Beppo Beyerl analysiert historische Ursachen und Verantwortung der Dekrete, zeigt Verfehlungen auf beiden Seiten und kritisiert sowohl die den Benes-Dekreten zugrunde liegende These einer ethnischen Kollektivschuld als auch die von den sudetendeutschen Landsmannschaften betriebenen Revanchismusgelüste.
Rezensionsnotiz zu
Frankfurter Allgemeine Zeitung, 11.03.2003
Beppo Beyerls "Die Benes-Dekrete" hat Rezensent Friedrich Prinz richtiggehend verärgert. Die "oberflächliche Publikation" zeichnet sich seines Erachtens nämlich vor allem durch eines aus: Einseitigkeit zu Lasten der Sudetendeutschen: in salopper Weise serviere Beyerl die alten Geschichtsklitterungen, die tschechischerseits seit Eduard Benes in Umlauf gesetzt worden seien, klagt Prinz.

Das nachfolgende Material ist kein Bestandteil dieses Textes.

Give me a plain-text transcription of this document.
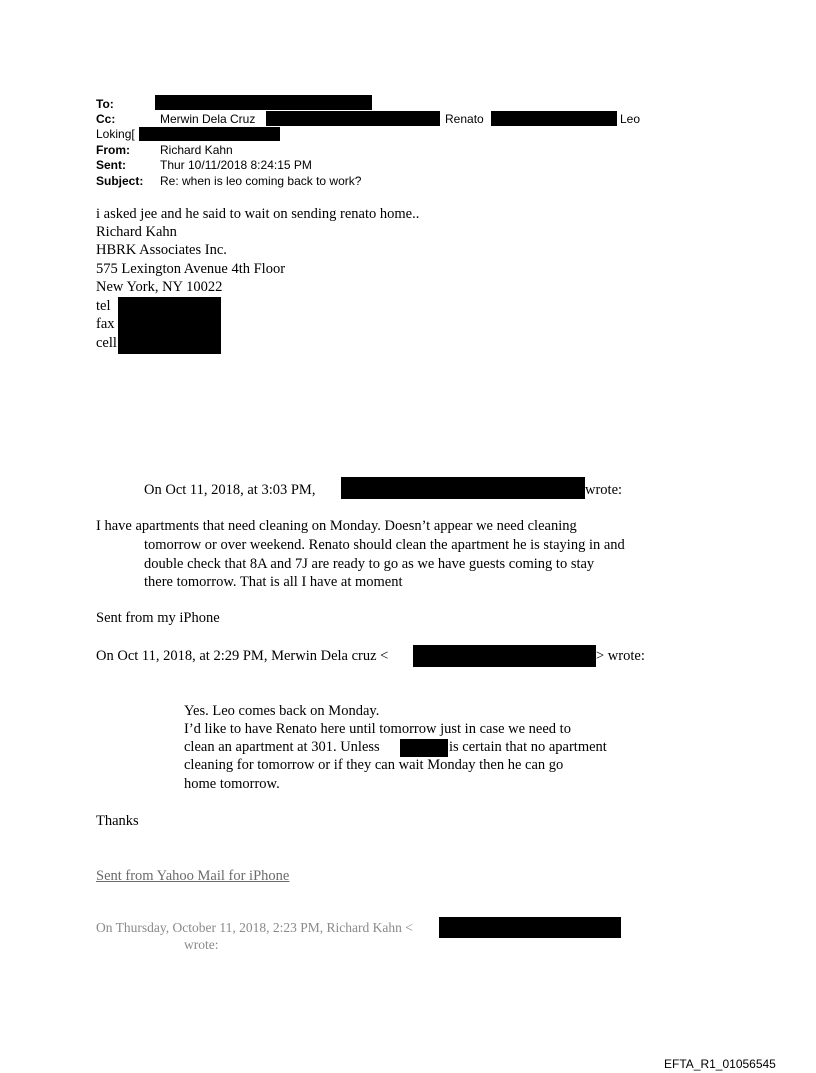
To:
Cc:	Merwin Dela Cruz	Renato	Leo
Loking[
From:	Richard Kahn
Sent:	Thur 10/11/2018 8:24:15 PM
Subject: Re: when is leo coming back to work?
i asked jee and he said to wait on sending renato home..
Richard Kahn
HBRK Associates Inc.
575 Lexington Avenue 4th Floor
New York, NY 10022
tel
fax
cell
On Oct 11, 2018, at 3:03 PM,	wrote:
I have apartments that need cleaning on Monday. Doesn’t appear we need cleaning
tomorrow or over weekend. Renato should clean the apartment he is staying in and
double check that 8A and 7J are ready to go as we have guests coming to stay
there tomorrow. That is all I have at moment
Sent from my iPhone
On Oct 11, 2018, at 2:29 PM, Merwin Dela cruz <	> wrote:
Yes. Leo comes back on Monday.
I’d like to have Renato here until tomorrow just in case we need to
clean an apartment at 301. Unless	is certain that no apartment
cleaning for tomorrow or if they can wait Monday then he can go
home tomorrow.
Thanks
Sent from Yahoo Mail for iPhone
On Thursday, October 11, 2018, 2:23 PM, Richard Kahn <
wrote:
EFTA_R1_01056545
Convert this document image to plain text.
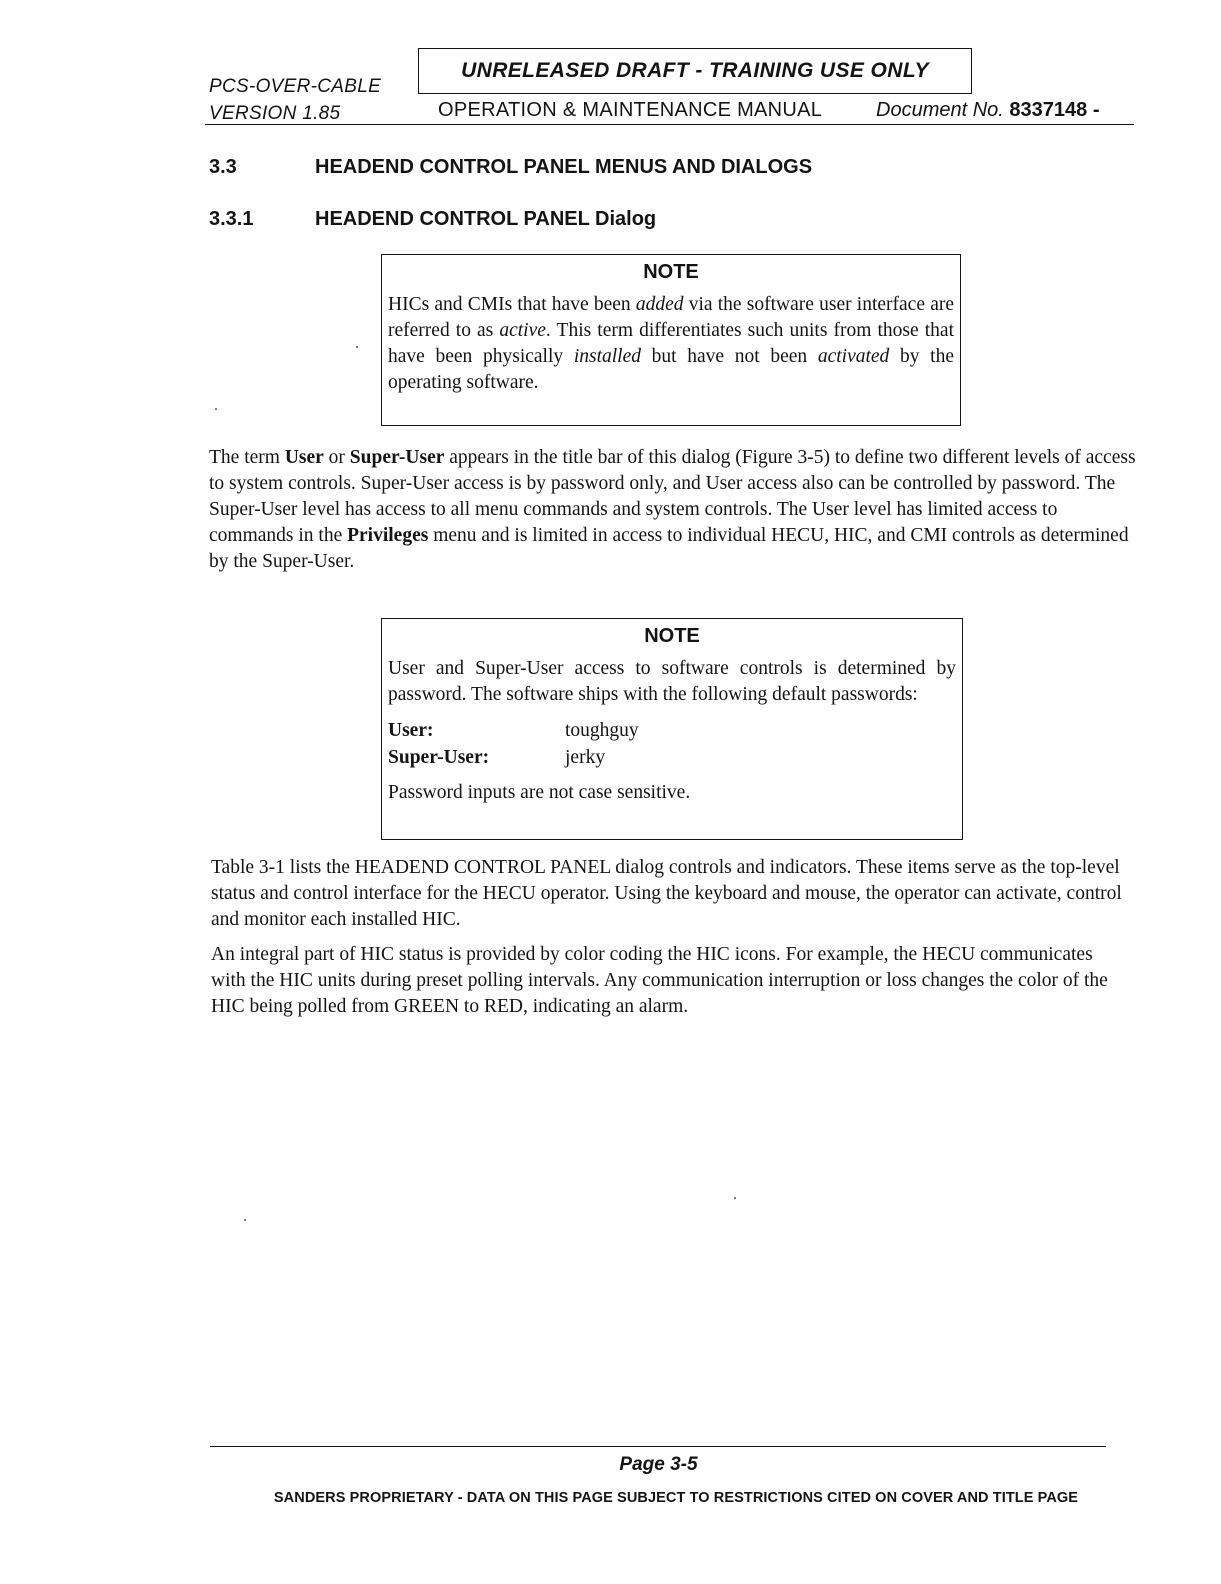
PCS-OVER-CABLE
VERSION 1.85
UNRELEASED DRAFT - TRAINING USE ONLY
OPERATION & MAINTENANCE MANUAL	Document No. 8337148 -
3.3	HEADEND CONTROL PANEL MENUS AND DIALOGS
3.3.1	HEADEND CONTROL PANEL Dialog
NOTE
HICs and CMIs that have been added via the software user interface are referred to as active. This term differentiates such units from those that have been physically installed but have not been activated by the operating software.
The term User or Super-User appears in the title bar of this dialog (Figure 3-5) to define two different levels of access to system controls. Super-User access is by password only, and User access also can be controlled by password. The Super-User level has access to all menu commands and system controls. The User level has limited access to commands in the Privileges menu and is limited in access to individual HECU, HIC, and CMI controls as determined by the Super-User.
NOTE
User and Super-User access to software controls is determined by password. The software ships with the following default passwords:
User:	toughguy
Super-User:	jerky
Password inputs are not case sensitive.
Table 3-1 lists the HEADEND CONTROL PANEL dialog controls and indicators. These items serve as the top-level status and control interface for the HECU operator. Using the keyboard and mouse, the operator can activate, control and monitor each installed HIC.
An integral part of HIC status is provided by color coding the HIC icons. For example, the HECU communicates with the HIC units during preset polling intervals. Any communication interruption or loss changes the color of the HIC being polled from GREEN to RED, indicating an alarm.
Page 3-5
SANDERS PROPRIETARY - DATA ON THIS PAGE SUBJECT TO RESTRICTIONS CITED ON COVER AND TITLE PAGE
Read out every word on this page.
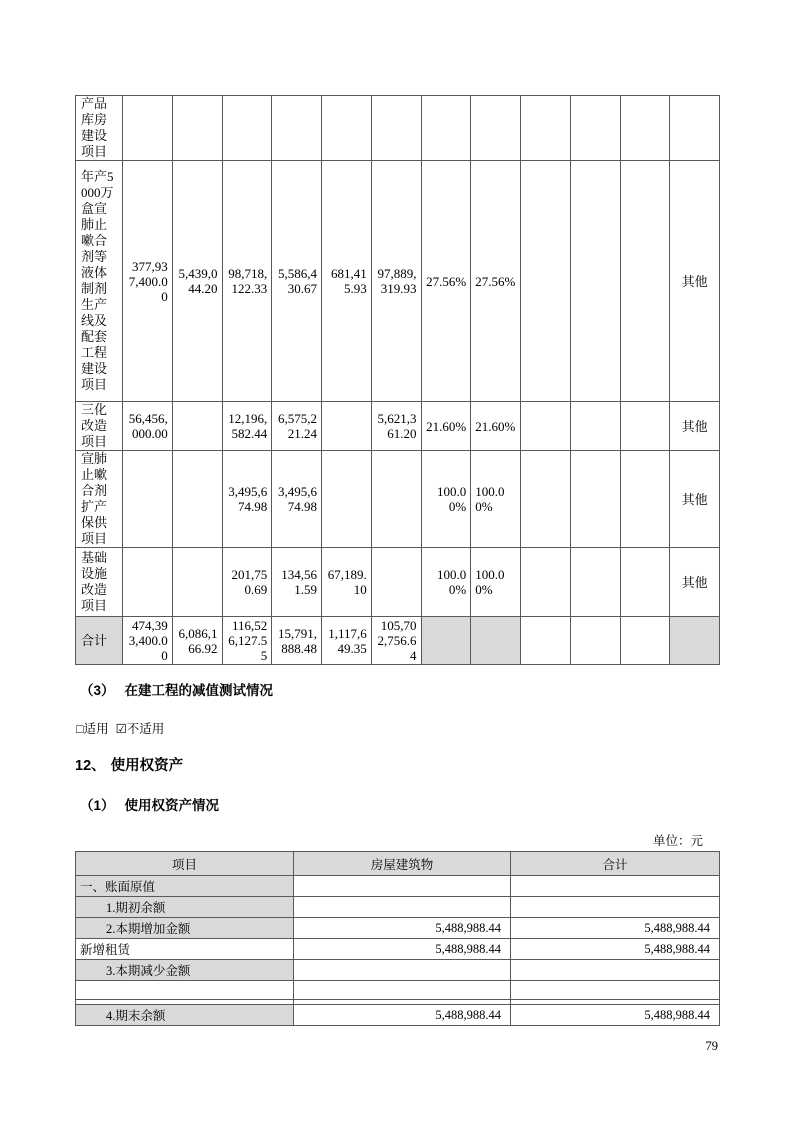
产品库房建设项目												
年产5000万盒宣肺止嗽合剂等液体制剂生产线及配套工程建设项目	377,937,400.00	5,439,044.20	98,718,122.33	5,586,430.67	681,415.93	97,889,319.93	27.56%	27.56%				其他
三化改造项目	56,456,000.00		12,196,582.44	6,575,221.24		5,621,361.20	21.60%	21.60%				其他
宣肺止嗽合剂扩产保供项目			3,495,674.98	3,495,674.98			100.00%	100.00%				其他
基础设施改造项目			201,750.69	134,561.59	67,189.10		100.00%	100.00%				其他
合计	474,393,400.00	6,086,166.92	116,526,127.55	15,791,888.48	1,117,649.35	105,702,756.64						
（3） 在建工程的减值测试情况
□适用 ☑不适用
12、 使用权资产
（1） 使用权资产情况
单位：元
项目	房屋建筑物	合计
一、账面原值		
1.期初余额		
2.本期增加金额	5,488,988.44	5,488,988.44
新增租赁	5,488,988.44	5,488,988.44
3.本期减少金额		

4.期末余额	5,488,988.44	5,488,988.44
79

Für "grundsätzlich falsch" hält er es beispielsweise, die Geschichte des sudetendeutsch-tschechischen Konflikts erst mit 1933 beginnen zu lassen und damit die Sudetendeutschen von Anfang an in die Nähe Hitlers zu rücken. Vielmehr, stellt Prinz klar, habe das Grundübel der Republik in der Schaffung eines tschechoslowakischen "Nationalstaates" gelegen, der kein echter Nationalstaat, sondern die schlechte Kopie des k.u.k. Vielvölkerstaates war, in den die Deutschen gegen ihren ausdrücklichen politischen Willen integriert worden seien. Auch geht es nach Auffassung von Prinz nicht an, den anwachsenden Nationalismus der Sudetendeutschen mit Recht zu kritisieren, ohne die chauvinistische "Reconquista-Ideologie" der tschechischen Medien ebenfalls zu zitieren, etwa das Benes nahestehende Massenblatt "Ceské Slovo". Insgesamt wirft er dem Autor vor, mit "großer Sorgfalt" alles zusammenzutragen, was gegen die Sudetendeutschen sprechen könnte. Eine Parteilichkeit seitens des Autors die dem Rezensenten sauer aufgestoßen ist.